The Department of Defense (DoD) is actively developing a new framework for protecting government data and evaluating contractors’ cybersecurity compliance, known as the Cybersecurity Maturity Model Certification program (CMMC). With the impending finalization of the CMMC framework, here is the “who, what, when, where, why and how” that you need to know:
- Who? The CMMC requirements will apply to all DoD contractors and subcontractors. In other words, all contractors that perform under a contract that contains a CMMC requirement will be required to be certified under the program. However, it is not yet clear how the requirements will flow down the supply chain. Further, while the current CMMC model will apply only to DoD contracts, it is expected that a certification model will be developed for civilian agencies.

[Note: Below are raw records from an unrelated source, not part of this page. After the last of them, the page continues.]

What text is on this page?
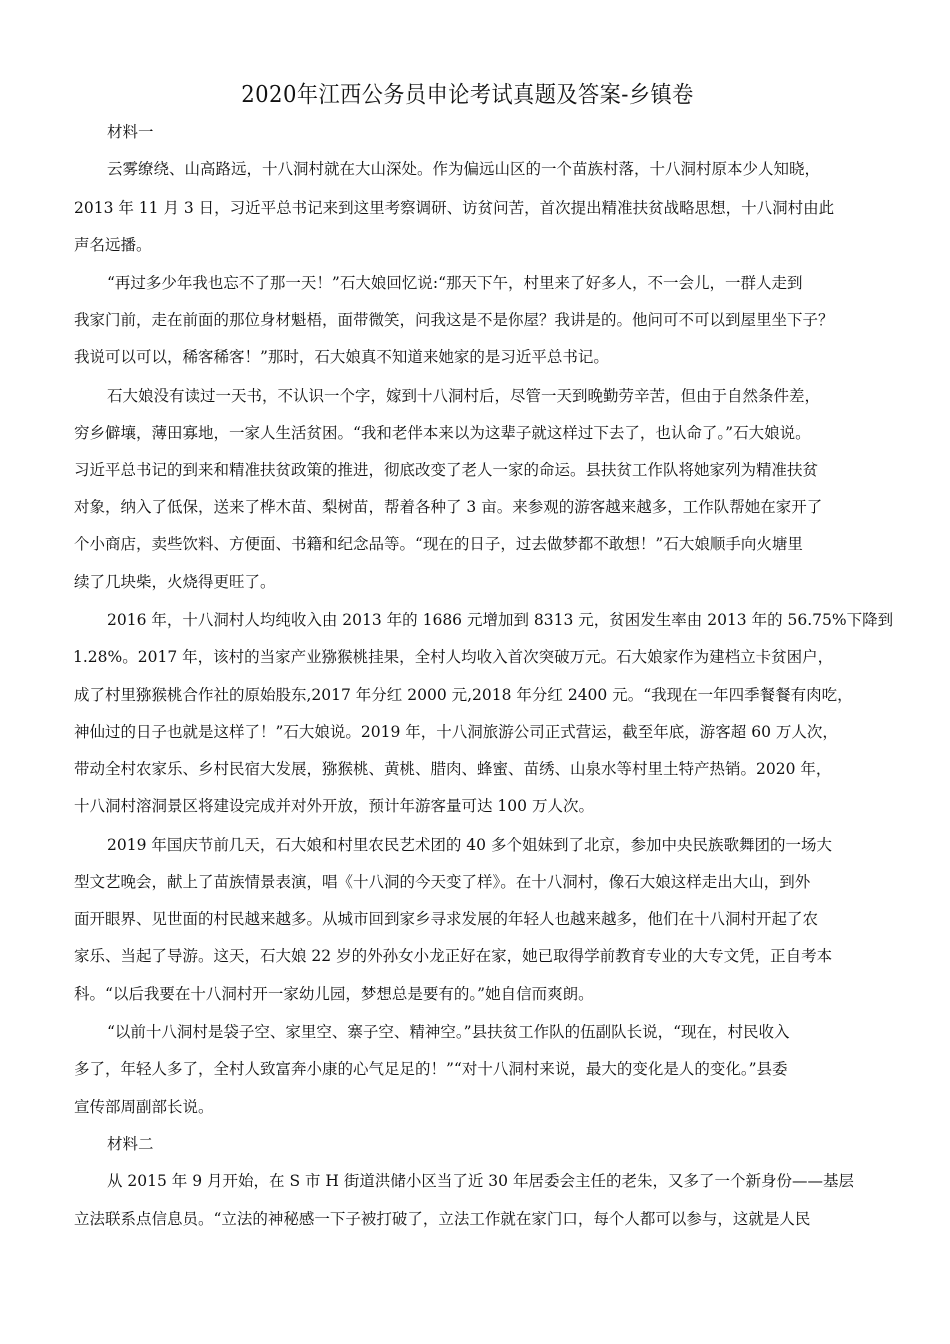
2020年江西公务员申论考试真题及答案-乡镇卷

材料一

云雾缭绕、山高路远，十八洞村就在大山深处。作为偏远山区的一个苗族村落，十八洞村原本少人知晓，

2013 年 11 月 3 日，习近平总书记来到这里考察调研、访贫问苦，首次提出精准扶贫战略思想，十八洞村由此

声名远播。

“再过多少年我也忘不了那一天！”石大娘回忆说:“那天下午，村里来了好多人，不一会儿，一群人走到

我家门前，走在前面的那位身材魁梧，面带微笑，问我这是不是你屋？我讲是的。他问可不可以到屋里坐下子？

我说可以可以，稀客稀客！”那时，石大娘真不知道来她家的是习近平总书记。

石大娘没有读过一天书，不认识一个字，嫁到十八洞村后，尽管一天到晚勤劳辛苦，但由于自然条件差，

穷乡僻壤，薄田寡地，一家人生活贫困。“我和老伴本来以为这辈子就这样过下去了，也认命了。”石大娘说。

习近平总书记的到来和精准扶贫政策的推进，彻底改变了老人一家的命运。县扶贫工作队将她家列为精准扶贫

对象，纳入了低保，送来了桦木苗、梨树苗，帮着各种了 3 亩。来参观的游客越来越多，工作队帮她在家开了

个小商店，卖些饮料、方便面、书籍和纪念品等。“现在的日子，过去做梦都不敢想！”石大娘顺手向火塘里

续了几块柴，火烧得更旺了。

2016 年，十八洞村人均纯收入由 2013 年的 1686 元增加到 8313 元，贫困发生率由 2013 年的 56.75%下降到

1.28%。2017 年，该村的当家产业猕猴桃挂果，全村人均收入首次突破万元。石大娘家作为建档立卡贫困户，

成了村里猕猴桃合作社的原始股东,2017 年分红 2000 元,2018 年分红 2400 元。“我现在一年四季餐餐有肉吃，

神仙过的日子也就是这样了！”石大娘说。2019 年，十八洞旅游公司正式营运，截至年底，游客超 60 万人次，

带动全村农家乐、乡村民宿大发展，猕猴桃、黄桃、腊肉、蜂蜜、苗绣、山泉水等村里土特产热销。2020 年，

十八洞村溶洞景区将建设完成并对外开放，预计年游客量可达 100 万人次。

2019 年国庆节前几天，石大娘和村里农民艺术团的 40 多个姐妹到了北京，参加中央民族歌舞团的一场大

型文艺晚会，献上了苗族情景表演，唱《十八洞的今天变了样》。在十八洞村，像石大娘这样走出大山，到外

面开眼界、见世面的村民越来越多。从城市回到家乡寻求发展的年轻人也越来越多，他们在十八洞村开起了农

家乐、当起了导游。这天，石大娘 22 岁的外孙女小龙正好在家，她已取得学前教育专业的大专文凭，正自考本

科。“以后我要在十八洞村开一家幼儿园，梦想总是要有的。”她自信而爽朗。

“以前十八洞村是袋子空、家里空、寨子空、精神空。”县扶贫工作队的伍副队长说，“现在，村民收入

多了，年轻人多了，全村人致富奔小康的心气足足的！”“对十八洞村来说，最大的变化是人的变化。”县委

宣传部周副部长说。

材料二

从 2015 年 9 月开始，在 S 市 H 街道洪储小区当了近 30 年居委会主任的老朱，又多了一个新身份——基层

立法联系点信息员。“立法的神秘感一下子被打破了，立法工作就在家门口，每个人都可以参与，这就是人民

However, the civilian agency model likely will look very different from CMMC, taking into account the wide range of missions and types of data that exist across agencies.

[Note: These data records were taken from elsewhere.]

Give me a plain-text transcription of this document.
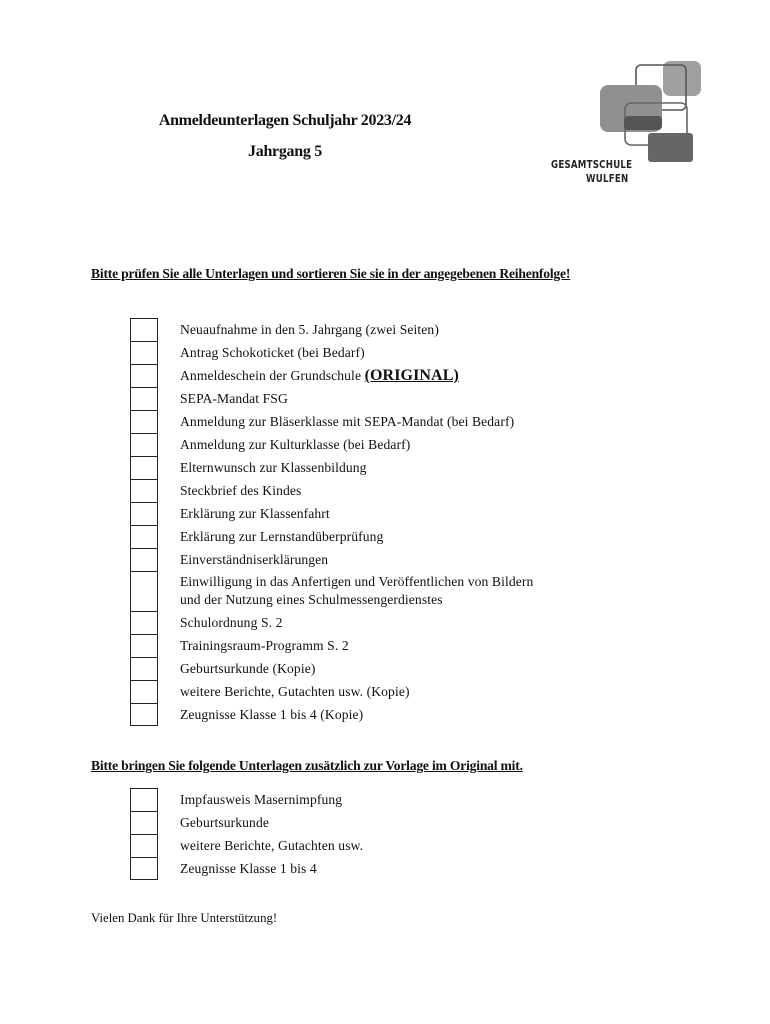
Anmeldeunterlagen Schuljahr 2023/24
Jahrgang 5
GESAMTSCHULE
WULFEN
Bitte prüfen Sie alle Unterlagen und sortieren Sie sie in der angegebenen Reihenfolge!
Neuaufnahme in den 5. Jahrgang (zwei Seiten)
Antrag Schokoticket (bei Bedarf)
Anmeldeschein der Grundschule (ORIGINAL)
SEPA-Mandat FSG
Anmeldung zur Bläserklasse mit SEPA-Mandat (bei Bedarf)
Anmeldung zur Kulturklasse (bei Bedarf)
Elternwunsch zur Klassenbildung
Steckbrief des Kindes
Erklärung zur Klassenfahrt
Erklärung zur Lernstandüberprüfung
Einverständniserklärungen
Einwilligung in das Anfertigen und Veröffentlichen von Bildern
und der Nutzung eines Schulmessengerdienstes
Schulordnung S. 2
Trainingsraum-Programm S. 2
Geburtsurkunde (Kopie)
weitere Berichte, Gutachten usw. (Kopie)
Zeugnisse Klasse 1 bis 4 (Kopie)
Bitte bringen Sie folgende Unterlagen zusätzlich zur Vorlage im Original mit.
Impfausweis Masernimpfung
Geburtsurkunde
weitere Berichte, Gutachten usw.
Zeugnisse Klasse 1 bis 4
Vielen Dank für Ihre Unterstützung!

- What? Unlike the existing DFARS requirements, the CMMC framework is expected to have five levels of potential compliance, ranging from a basic cybersecurity program (Level 1) to sophisticated practices for the most advanced contractors (Level 5). The existing DFARS requirements (i.e., compliance with the NIST SP 800-171 controls) are expected to equate to Level 3. The level required for contract performance will be determined on a contract-by-contract basis. Importantly, contractors and subcontractors will no longer be permitted to self-certify compliance. Under the new model, contractors must obtain a third-party assessment by a company that has been accredited as an official CMMC Third-Party Assessment Organization.
- When? DoD has released and sought comments on draft versions of the program and expects to release its next draft early this month. DoD’s goal is to publish the final version of the model in January 2020, with the CMMC requirements to start appearing in RFIs and solicitations during the summer and fall of 2020.

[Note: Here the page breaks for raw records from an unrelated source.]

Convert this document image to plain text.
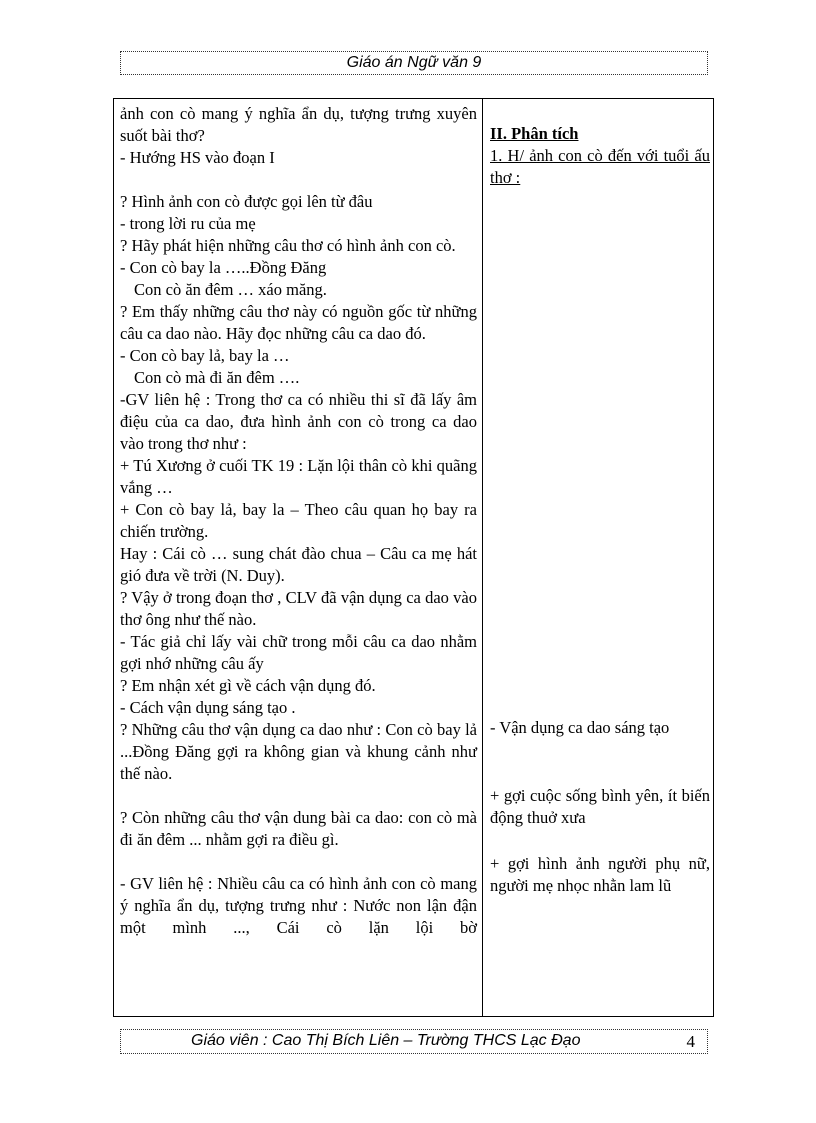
Giáo án Ngữ văn 9

ảnh con cò mang ý nghĩa ẩn dụ, tượng trưng xuyên suốt bài thơ?

- Hướng HS vào đoạn I

? Hình ảnh con cò được gọi lên từ đâu

- trong lời ru của mẹ

? Hãy phát hiện những câu thơ có hình ảnh con cò.

- Con cò bay la …..Đồng Đăng

Con cò ăn đêm … xáo măng.

? Em thấy những câu thơ này có nguồn gốc từ những câu ca dao nào. Hãy đọc những câu ca dao đó.

- Con cò bay lả, bay la …

Con cò mà đi ăn đêm ….

-GV liên hệ : Trong thơ ca có nhiều thi sĩ đã lấy âm điệu của ca dao, đưa hình ảnh con cò trong ca dao vào trong thơ như :

+ Tú Xương ở cuối TK 19 : Lặn lội thân cò khi quãng vắng …

+ Con cò bay lả, bay la – Theo câu quan họ bay ra chiến trường.

Hay : Cái cò … sung chát đào chua – Câu ca mẹ hát gió đưa về trời (N. Duy).

? Vậy ở trong đoạn thơ , CLV đã vận dụng ca dao vào thơ ông như thế nào.

- Tác giả chỉ lấy vài chữ trong mỗi câu ca dao nhằm gợi nhớ những câu ấy

? Em nhận xét gì về cách vận dụng đó.

- Cách vận dụng sáng tạo .

? Những câu thơ vận dụng ca dao như : Con cò bay lả ...Đồng Đăng gợi ra không gian và khung cảnh như thế nào.

? Còn những câu thơ vận dung bài ca dao: con cò mà đi ăn đêm ... nhằm gợi ra điều gì.

- GV liên hệ : Nhiều câu ca có hình ảnh con cò mang ý nghĩa ẩn dụ, tượng trưng như : Nước non lận đận một mình ..., Cái cò lặn lội bờ

II. Phân tích

1. H/ ảnh con cò đến với tuổi ấu thơ :

- Vận dụng ca dao sáng tạo

+ gợi cuộc sống bình yên, ít biến động thuở xưa

+ gợi hình ảnh người phụ nữ, người mẹ nhọc nhằn lam lũ

Giáo viên : Cao Thị Bích Liên – Trường THCS Lạc Đạo	4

- Where? Once incorporated into the procurement process, the CMMC will allow DoD to establish a requisite certification level for each contract. The required certification level will be set out in solicitations, and only contractors who have received the requisite level certification or higher will be eligible for award. However, contractors will not be required to obtain contract-specific certifications. This means that contractors are not required to get recertified each time a bid is submitted. However, it will be important for contractors to anticipate the certification level commensurate with the cybersecurity maturity required for the type of work the company performs.
- Why? DoD believes that the current system is not working to adequately protect Government data. “We’re losing,” Katie Arrington, Special Assistant to the Assistant Secretary of Defense, said when explaining current cybersecurity threats. Compromises in cybersecurity systems currently cost the United States $600 billion per year, and DoD expects that number to increase rapidly if changes aren’t made soon. Additionally, US adversaries are targeting smaller companies and companies that do not have access to classified information because their cybersecurity systems are more lax. Hackers are targeting the weak links in our systems to obtain massive amounts of data that, even if unclassified, can disclose sensitive information. DoD hopes to close this loophole by setting a floor for cybersecurity with all of their contractors.
- How? It is not yet clear how long obtaining a certification will take or how much it will cost. DoD hopes to keep costs of certification low and plans to make such costs allowable in order to ease the burden on businesses. However, while the cost of obtaining the certification may be allowable, it’s not clear that the business costs of revamping current cybersecurity measures in order to obtain the certification will be. Businesses can expect that these costs may be significant, depending on the level of certification they hope to obtain. Additionally, a certification won’t last forever. It is still up in the air how long a certification will remain in effect before recertification is necessary. Katie Arrington has voiced some preference for a relatively short shelf life, but DoD has not officially endorsed this. It is also unclear how the Government will keep up with the demand for assessments.
We anticipate that there will be a relatively tight turnaround for comments when the next version of the model is released for comment. Accordingly, organizations should start considering now whether they would like to comment and what issues they may want to address in those comments. Providing comments is an excellent way to raise concerns with DoD in advance of the CMMC’s formal release.